How would you look at your body if that someone, at some point in your life, either sinisterly or offhandedly, hadn’t pointed out something they thought you shouldn’t love about it?
Maybe you’d use a full-length mirror to pause and admire yourself rather than rushing through the process of getting dressed just to get the job done.
Maybe you’d say kind things to the parts that needed a gentler glance and see them as unique characteristics rather than failures of perfection.
Maybe you’d turn under the impeccably flaw-finding fluorescent lights in a department store dressing room and actually walk out with items you wanted to buy instead of leaving everything in a sad little depressed pile of defeat.

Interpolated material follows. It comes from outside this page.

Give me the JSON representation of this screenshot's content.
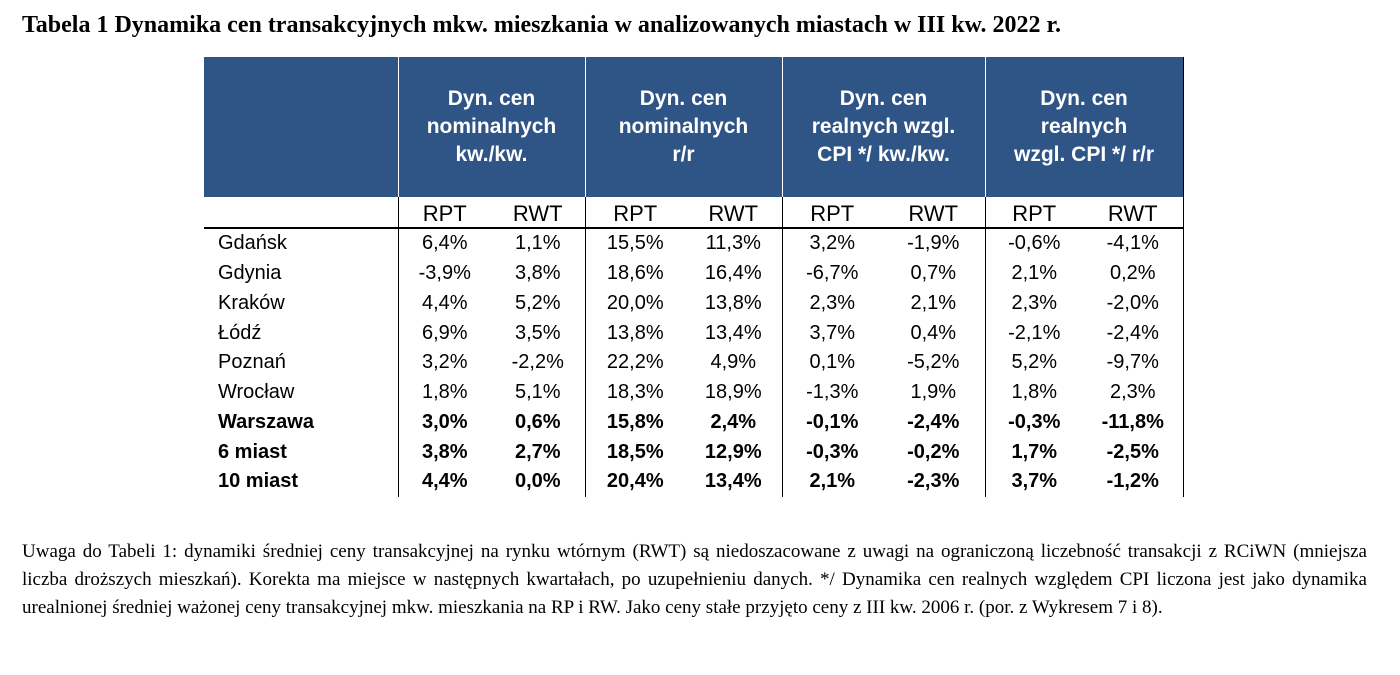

Whatever it’d look like, you’d probably be freer. Of this I am sure. I know I definitely would.
Last week, everything on the interwebs was on fire about Tess Munster, the 5’5”, size 22 model signed by Milk Model Management, the first woman of her packaged height and voluptuousness to be snagged by an agency. Progenitor of the #effyourbeautystandards body positivity movement Tess, to put it quite simply, serves. In bikinis. In bra-and-panty sets. In curve-hugging, poured-on, skintight everything. In fashions chicks her size are not supposed to want to wear, much less be confident enough to actually put on, take pictures in and slather all over social media.
The average plus-sized model is 5’8”, size 16, but Tess doesn’t apologize for her shape and the full-figuredness thereof. She’s dope anyway—really, the girl is a delight to the eyes—but her escalating celebrity has revived the conversation about who should be entitled to be in love with themselves.
Black women have statistically and traditionally grappled less with body image issues than ladies of other races. But as Tess and Meghan Trainor and Whitney Thore, the 380-pound star of TLC’s “My Big Fat Fabulous Life” liberate White girls from the impossibility of flawnessness, Black girls are being weighted by it as aesthetic standards to look more like Beyonce and Nicki and them get shoved down our gullets. We don’t want to be hip-bones-showing thin. We’re striving for eight-shaped thick with no gut but just enough breast and plenty of booty because that’s what we’re supposed to have. And when I say girls, I mean cross-generations.
I’ve had the same five-minute, lipgloss-powder-mascara routine since my freshman year of college and decided I love the look of winged eyeliner enough to stop by the MAC counter to learn how to do it myself. The makeup artist who helped me was my age and we hit it off immediately, so as we swapped jokes and general girl talk, we laughed about how thankful we were that it was winter, when fluffy coats come in handy to not only keep warm, but cover the frontal tummy bulge that plagues us both. Her because she has a six-month old baby; me because, well, food.
“But girl, this is good fat,” she chuckled, leaning in to effortlessly sweep liquid liner across my lash line. “I’m going to get this sucked out and put right here.” She patted her butt and hips. “I’m doing a fat transfer. I’m going to buy me a shape.”
I protested in that easy, familiar, girl-you-crazy way sisters tend to have with each other, even when we’ve just met, telling her that she looked quite cute as is, particularly since she’d just produced a miniature human. We volleyed comments back and forth, and even though strangers can speak trajectory-altering words into your life at any given time, I know nothing I’d say changed her mind. She was unswayed and unconvinced.
I felt for her, though, because something is telling her she’s not good enough as is and that whatever is going to keep speaking to her right up until she ties on a paper gown and allows herself to be escorted to a procedure room. I know that feeling too well to not empathize with whoever is experiencing its common sense-paralyzing effects. You envision how much better you’ll feel and look if this was like that instead of the way that it is, and you either learn to eventually embrace, perhaps even celebrate it, or you hate it and curse it in your mind.
We can’t change the hurtful, disparaging comments people say about us—sometimes because they’re hurting themselves, sometimes because they’re snot-faced jerks—but we can control how we respond to them, how we internalize them, how we let them resonate in our minds. It’s a great time to talk about body acceptance and self-love and spread it around to friends, daughters, makeup artists and, most importantly, ourselves. Internalize it for you and share it with a sister.
Because as much as we protest when we hear another woman express a perceived shortcoming in her beauty, we need to be as vehement about defending our own.